'Stray Dogs'
'Stray Dogs'

What a difference a year and a half make. Time for oblivion to grow rampant across movieland. In September 2013 Tsai Ming-liang’s Stray Dogs — a poetic, voluptuous, tragic-absurdist masterpiece from Taiwan — was narrowly pipped to the Venice Golden Lion by an Italian feature documentary. “Chauvinism!” jeered protesting press folk, though Tsai at least got to wave a runner-up Grand Jury Prize. In May 2015 Stray Dogs slinks into town — London, England, at least — without even a press show. It has become, for distribution purposes, just another wacky, unclassifiable eastern art flick. Who needs that in a week boasting a Harrison Ford weepie, a Chris Rock comedy and a feature debut by celebrity telly-satirist Jon Stewart?

Short answer: we all need it. If you’re a sapient, sentient cinephile, you need it. It’s the week’s best film, a mind-enlarging marvel, messianic with crazed poetry. Tsai is a director the film festival world has loved for decades. He made Vive L’Amour (Venice Golden Lion 1994), The River, Goodbye Dragon Inn and other cinematic serenades — some actually singing, dancing and full-on-musical — to the jungles of defiance and imagination that can live, even flourish, in poor cities.

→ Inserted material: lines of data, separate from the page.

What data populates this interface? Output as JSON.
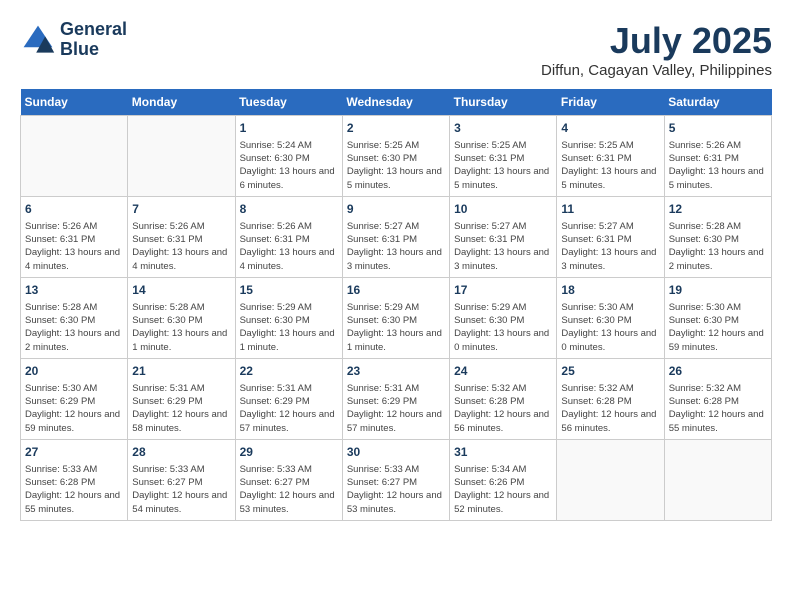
{
  "header": {
    "logo_line1": "General",
    "logo_line2": "Blue",
    "month": "July 2025",
    "location": "Diffun, Cagayan Valley, Philippines"
  },
  "weekdays": [
    "Sunday",
    "Monday",
    "Tuesday",
    "Wednesday",
    "Thursday",
    "Friday",
    "Saturday"
  ],
  "weeks": [
    [
      {
        "day": "",
        "info": ""
      },
      {
        "day": "",
        "info": ""
      },
      {
        "day": "1",
        "sunrise": "Sunrise: 5:24 AM",
        "sunset": "Sunset: 6:30 PM",
        "daylight": "Daylight: 13 hours and 6 minutes."
      },
      {
        "day": "2",
        "sunrise": "Sunrise: 5:25 AM",
        "sunset": "Sunset: 6:30 PM",
        "daylight": "Daylight: 13 hours and 5 minutes."
      },
      {
        "day": "3",
        "sunrise": "Sunrise: 5:25 AM",
        "sunset": "Sunset: 6:31 PM",
        "daylight": "Daylight: 13 hours and 5 minutes."
      },
      {
        "day": "4",
        "sunrise": "Sunrise: 5:25 AM",
        "sunset": "Sunset: 6:31 PM",
        "daylight": "Daylight: 13 hours and 5 minutes."
      },
      {
        "day": "5",
        "sunrise": "Sunrise: 5:26 AM",
        "sunset": "Sunset: 6:31 PM",
        "daylight": "Daylight: 13 hours and 5 minutes."
      }
    ],
    [
      {
        "day": "6",
        "sunrise": "Sunrise: 5:26 AM",
        "sunset": "Sunset: 6:31 PM",
        "daylight": "Daylight: 13 hours and 4 minutes."
      },
      {
        "day": "7",
        "sunrise": "Sunrise: 5:26 AM",
        "sunset": "Sunset: 6:31 PM",
        "daylight": "Daylight: 13 hours and 4 minutes."
      },
      {
        "day": "8",
        "sunrise": "Sunrise: 5:26 AM",
        "sunset": "Sunset: 6:31 PM",
        "daylight": "Daylight: 13 hours and 4 minutes."
      },
      {
        "day": "9",
        "sunrise": "Sunrise: 5:27 AM",
        "sunset": "Sunset: 6:31 PM",
        "daylight": "Daylight: 13 hours and 3 minutes."
      },
      {
        "day": "10",
        "sunrise": "Sunrise: 5:27 AM",
        "sunset": "Sunset: 6:31 PM",
        "daylight": "Daylight: 13 hours and 3 minutes."
      },
      {
        "day": "11",
        "sunrise": "Sunrise: 5:27 AM",
        "sunset": "Sunset: 6:31 PM",
        "daylight": "Daylight: 13 hours and 3 minutes."
      },
      {
        "day": "12",
        "sunrise": "Sunrise: 5:28 AM",
        "sunset": "Sunset: 6:30 PM",
        "daylight": "Daylight: 13 hours and 2 minutes."
      }
    ],
    [
      {
        "day": "13",
        "sunrise": "Sunrise: 5:28 AM",
        "sunset": "Sunset: 6:30 PM",
        "daylight": "Daylight: 13 hours and 2 minutes."
      },
      {
        "day": "14",
        "sunrise": "Sunrise: 5:28 AM",
        "sunset": "Sunset: 6:30 PM",
        "daylight": "Daylight: 13 hours and 1 minute."
      },
      {
        "day": "15",
        "sunrise": "Sunrise: 5:29 AM",
        "sunset": "Sunset: 6:30 PM",
        "daylight": "Daylight: 13 hours and 1 minute."
      },
      {
        "day": "16",
        "sunrise": "Sunrise: 5:29 AM",
        "sunset": "Sunset: 6:30 PM",
        "daylight": "Daylight: 13 hours and 1 minute."
      },
      {
        "day": "17",
        "sunrise": "Sunrise: 5:29 AM",
        "sunset": "Sunset: 6:30 PM",
        "daylight": "Daylight: 13 hours and 0 minutes."
      },
      {
        "day": "18",
        "sunrise": "Sunrise: 5:30 AM",
        "sunset": "Sunset: 6:30 PM",
        "daylight": "Daylight: 13 hours and 0 minutes."
      },
      {
        "day": "19",
        "sunrise": "Sunrise: 5:30 AM",
        "sunset": "Sunset: 6:30 PM",
        "daylight": "Daylight: 12 hours and 59 minutes."
      }
    ],
    [
      {
        "day": "20",
        "sunrise": "Sunrise: 5:30 AM",
        "sunset": "Sunset: 6:29 PM",
        "daylight": "Daylight: 12 hours and 59 minutes."
      },
      {
        "day": "21",
        "sunrise": "Sunrise: 5:31 AM",
        "sunset": "Sunset: 6:29 PM",
        "daylight": "Daylight: 12 hours and 58 minutes."
      },
      {
        "day": "22",
        "sunrise": "Sunrise: 5:31 AM",
        "sunset": "Sunset: 6:29 PM",
        "daylight": "Daylight: 12 hours and 57 minutes."
      },
      {
        "day": "23",
        "sunrise": "Sunrise: 5:31 AM",
        "sunset": "Sunset: 6:29 PM",
        "daylight": "Daylight: 12 hours and 57 minutes."
      },
      {
        "day": "24",
        "sunrise": "Sunrise: 5:32 AM",
        "sunset": "Sunset: 6:28 PM",
        "daylight": "Daylight: 12 hours and 56 minutes."
      },
      {
        "day": "25",
        "sunrise": "Sunrise: 5:32 AM",
        "sunset": "Sunset: 6:28 PM",
        "daylight": "Daylight: 12 hours and 56 minutes."
      },
      {
        "day": "26",
        "sunrise": "Sunrise: 5:32 AM",
        "sunset": "Sunset: 6:28 PM",
        "daylight": "Daylight: 12 hours and 55 minutes."
      }
    ],
    [
      {
        "day": "27",
        "sunrise": "Sunrise: 5:33 AM",
        "sunset": "Sunset: 6:28 PM",
        "daylight": "Daylight: 12 hours and 55 minutes."
      },
      {
        "day": "28",
        "sunrise": "Sunrise: 5:33 AM",
        "sunset": "Sunset: 6:27 PM",
        "daylight": "Daylight: 12 hours and 54 minutes."
      },
      {
        "day": "29",
        "sunrise": "Sunrise: 5:33 AM",
        "sunset": "Sunset: 6:27 PM",
        "daylight": "Daylight: 12 hours and 53 minutes."
      },
      {
        "day": "30",
        "sunrise": "Sunrise: 5:33 AM",
        "sunset": "Sunset: 6:27 PM",
        "daylight": "Daylight: 12 hours and 53 minutes."
      },
      {
        "day": "31",
        "sunrise": "Sunrise: 5:34 AM",
        "sunset": "Sunset: 6:26 PM",
        "daylight": "Daylight: 12 hours and 52 minutes."
      },
      {
        "day": "",
        "info": ""
      },
      {
        "day": "",
        "info": ""
      }
    ]
  ]
}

Most of his movies, upbeat and downbeat simultaneously, are about rain, ruined buildings and humans attempting self-recreation. Here his favourite star, Lee Kang-sheng, plays the “human billboard” dad to a family living out of hovels. He earns a pittance by advertising house rentals at a busy crossroads. Yes, that’s an irony: a homeless man selling homes. But it’s the only fast-food metaphor you’ll get. The rest is arduous, heavenly scavenging in a virtually plotless plot.

There are enigmatically related characters. There are moody longueurs gorgeous with rain or longing. There are madcap entr’actes of comedy or tragedy: from the motherless kids bestowing wig and make-up on a watermelon and calling her “Miss Big Boobs” — with dad following up with a tour de force of cannibalistic appreciation — to the eerie nocturnes in an abandoned building where characters converge, a little spectrally, along with the stray dogs they resemble. The main meeting point is the space before a large, graffiti-ish mural depicting a pastoral scene worthy of John Ford. It’s like a focus of distilled yearning, bringing together the movie’s diverse people and its diverse parts.

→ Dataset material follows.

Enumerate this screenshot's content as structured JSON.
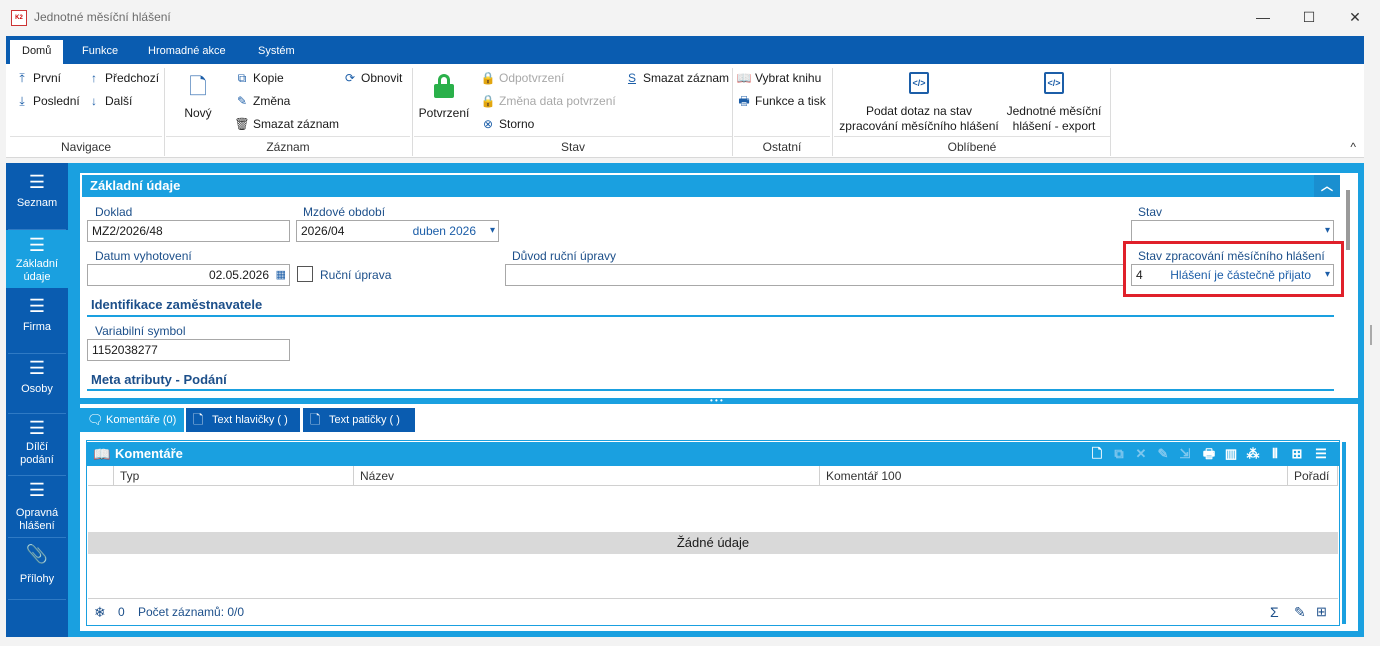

Tsai actually found this place and its painting. He’s a genius of the trouvaille. Life in his cinema is anywhere that you find . . . well, life. Sometimes it’s a life rich, even when penurious, with a kind of beyond-life. While never romanticising poverty, Stray Dogs is a grown-up fairytale. It steps into those realms of oneiric enchantment that can be, for the lucky or the visionary, a gifting dividend of disenchantment.